The following table illustrates this uniformity across Southeast Asia and a few other countries with growing regional investment ties:
| Country | NY Convention? | Arbitration Law? | Follows UN Model Law? |
|---|---|---|---|
| Thailand | Yes | Yes | Yes |
| Brunei | Yes | Yes | Yes |
| Cambodia | Yes | Yes | Yes |
| Indonesia | Yes | Yes | No |
| Laos | Yes | Yes | No |
| Malaysia | Yes | Yes | Yes |
| Myanmar | Yes* | Yes | No* |
| Philippines | Yes | Yes | Yes |
| Singapore | Yes | Yes | Yes |
| Vietnam | Yes | Yes | No |
| China | Yes | Yes | Yes |
| Hong Kong | Yes | Yes | Yes |
| India | Yes | Yes | Yes |
| Russia | Yes | Yes | Yes |
*Myanmar began the process of acceding to the New York Convention and adopting the UN Model Law for international (not domestic) arbitrations in March 2012, formally acceded to the Convention on 16 April 2014, and published a draft Arbitration Bill largely following the UNCITRAL Model Law in spring 2014.
Part three: the parties’ arbitration agreement. A fundamental difference between domestic litigation and arbitration is the source of the power to decide the dispute. In litigation, it’s the relevant country’s law. In arbitration, it’s the private agreement between the parties. International treaties and national laws are part of the system that supports arbitration, but it’s the parties’ private agreement to submit their dispute to arbitration that actually gives an arbitrator the power to decide it — treaties and national laws merely recognize, support, and enforce that agreement.
Arbitration agreements typically don’t contain enough detail to manage proceedings on their own, and efficient arbitration requires administrative support. Most arbitration agreements therefore specify that proceedings will be conducted “under the auspices of” a given arbitration administrative service provider, following that provider’s procedural rules — incorporating tried-and-tested rules into the agreement without the parties having to draft all the details themselves.
There are several excellent arbitration administrative service providers, and the right choice for a given contract depends on many factors.

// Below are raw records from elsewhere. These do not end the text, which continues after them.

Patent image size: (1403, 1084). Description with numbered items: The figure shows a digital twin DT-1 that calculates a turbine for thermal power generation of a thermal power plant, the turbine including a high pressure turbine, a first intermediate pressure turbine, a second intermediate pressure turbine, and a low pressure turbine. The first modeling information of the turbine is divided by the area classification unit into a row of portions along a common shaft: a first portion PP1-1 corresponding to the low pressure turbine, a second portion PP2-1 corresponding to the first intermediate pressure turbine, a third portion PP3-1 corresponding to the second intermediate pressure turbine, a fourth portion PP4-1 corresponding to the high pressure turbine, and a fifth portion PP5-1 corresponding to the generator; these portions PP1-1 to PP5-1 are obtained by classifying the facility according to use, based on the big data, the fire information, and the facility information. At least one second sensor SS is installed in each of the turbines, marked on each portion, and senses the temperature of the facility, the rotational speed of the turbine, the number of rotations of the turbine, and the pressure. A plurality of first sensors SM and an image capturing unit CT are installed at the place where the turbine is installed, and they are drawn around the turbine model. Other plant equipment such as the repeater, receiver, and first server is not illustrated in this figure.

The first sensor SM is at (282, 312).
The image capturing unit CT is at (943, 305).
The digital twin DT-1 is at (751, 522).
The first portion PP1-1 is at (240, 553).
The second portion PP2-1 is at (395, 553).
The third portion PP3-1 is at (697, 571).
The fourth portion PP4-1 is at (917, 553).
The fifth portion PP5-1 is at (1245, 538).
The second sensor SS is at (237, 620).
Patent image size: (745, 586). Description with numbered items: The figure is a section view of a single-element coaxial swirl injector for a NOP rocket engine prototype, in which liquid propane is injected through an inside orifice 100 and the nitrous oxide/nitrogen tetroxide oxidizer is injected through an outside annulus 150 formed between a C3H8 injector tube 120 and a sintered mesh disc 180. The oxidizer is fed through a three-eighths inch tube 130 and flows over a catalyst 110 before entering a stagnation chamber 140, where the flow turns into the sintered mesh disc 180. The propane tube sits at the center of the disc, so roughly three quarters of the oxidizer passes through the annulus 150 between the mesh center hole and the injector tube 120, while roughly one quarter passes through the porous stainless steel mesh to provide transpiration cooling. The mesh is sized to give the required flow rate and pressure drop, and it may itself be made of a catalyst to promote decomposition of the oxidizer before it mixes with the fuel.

A few of the leading providers active in Southeast Asia:
- The American Arbitration Association’s international arm, the International Centre for Dispute Resolution — among the most popular providers, with offices in New York, Dublin, Mexico City, and Singapore, conducting arbitrations worldwide.
- The International Chamber of Commerce’s International Court of Arbitration — perhaps the oldest international provider, headquartered in Paris but operating worldwide.
- The Singapore International Arbitration Centre — probably the fastest-growing, now considered one of the top arbitration administration providers globally.
- The Thai Arbitration Institute of the Alternative Dispute Resolution Office, Office of the Judiciary — provides arbitration services for proceedings held within Thailand.
- Hong Kong and Malaysia also have excellent, well-experienced arbitration service centers.
Alternatively, it’s possible to administer your own proceedings. For those who don’t want to draft their own procedural rules, the United Nations has developed a set of rules specifically designed for, and commonly used in, such “ad hoc” arbitration proceedings.